By reducing threats to these species, the TWG Program directly benefits many Tribes, whose members depend on these species for subsistence, cultural uses, and their livelihoods. Tribes use certain species as traditional food sources, and species of cultural importance are a necessary component of Tribal sovereignty.

Using a multi-partner approach that often involves inter-Tribal organizations, state and federal agencies, and volunteers, Tribes often utilize TWG Program funds as “seed” money to launch key programs, facilities, and partnerships. TWG Program funds also support capacity building for Tribal natural resources agencies to address species and landscape conservation. “In today’s changing world, Tribal nations are faced with a complexity of conservation challenges requiring both traditional management practices and cutting-edge science and management,” said DJ Monette, Associate Native American Liaison Advisor. “Tribal Wildlife Grants Program funding is essential to support Tribal conservation and stewardship efforts, and helps foster resource management that is sensitive to the needs and concerns of Native Americans and Alaska Natives.”
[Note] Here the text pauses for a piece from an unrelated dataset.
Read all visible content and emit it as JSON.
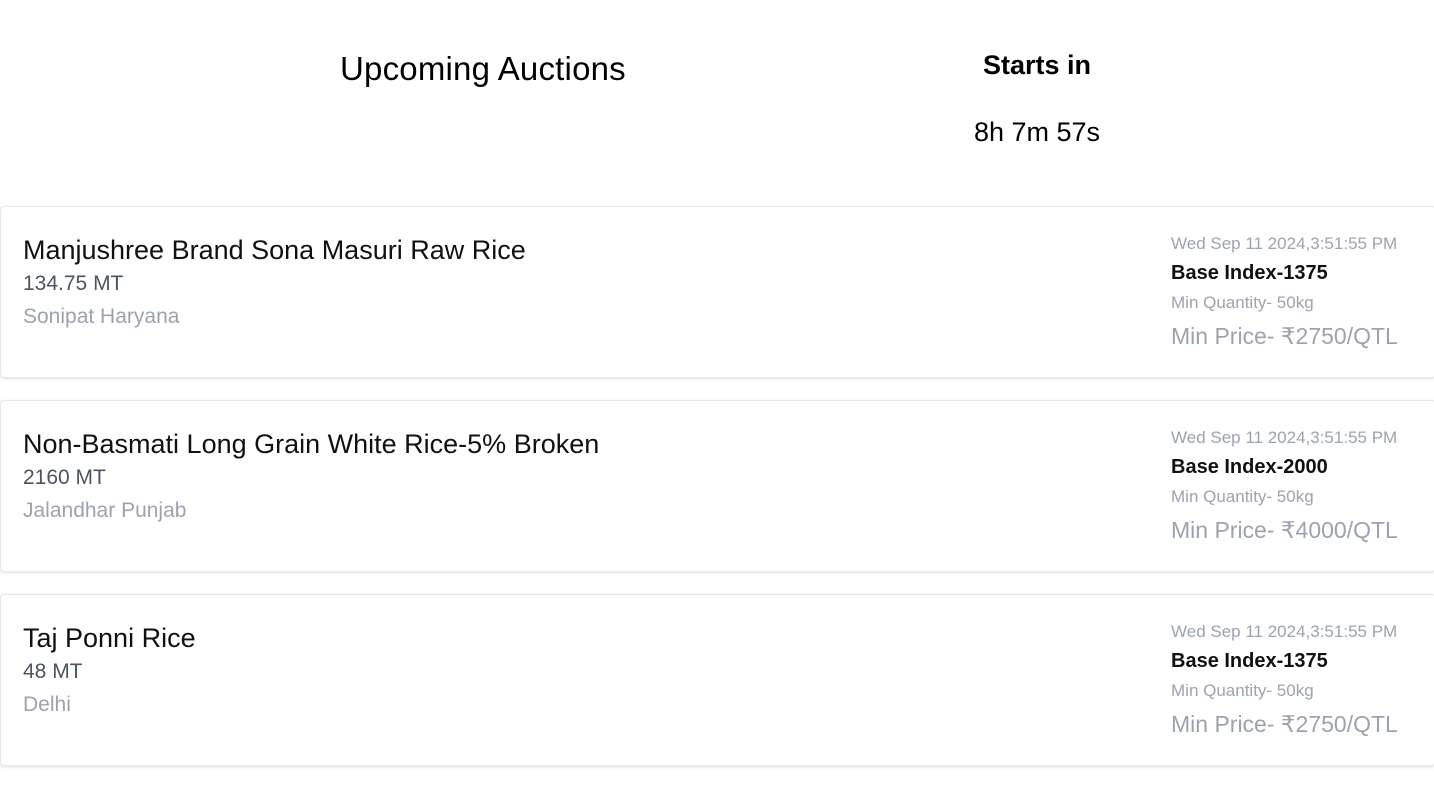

The TWG Program has helped Tribes achieve numerous conservation successes over the past two decades. One early success in the TWG Program occurred in 2004 when the Iowa Tribe of Oklahoma received funds to establish an eagle aviary, now known as the Grey Snow Eagle House, to rehabilitate and nurse sick or injured eagles back to health for eventual release back to the wild. The aviary also provides a lifelong sanctuary for eagles whose wounds prevent them from returning to the wild. The eagles benefit as does the Tribe, whose members can use the birds’ molted feathers for Native American religious use. The Grey Snow Eagle House also has an education program which teaches the public about the conservation of eagles, raptors, and Native American beliefs and a research program in partnership with Oklahoma State University to develop genetically based conservation tools for bald and golden eagles. 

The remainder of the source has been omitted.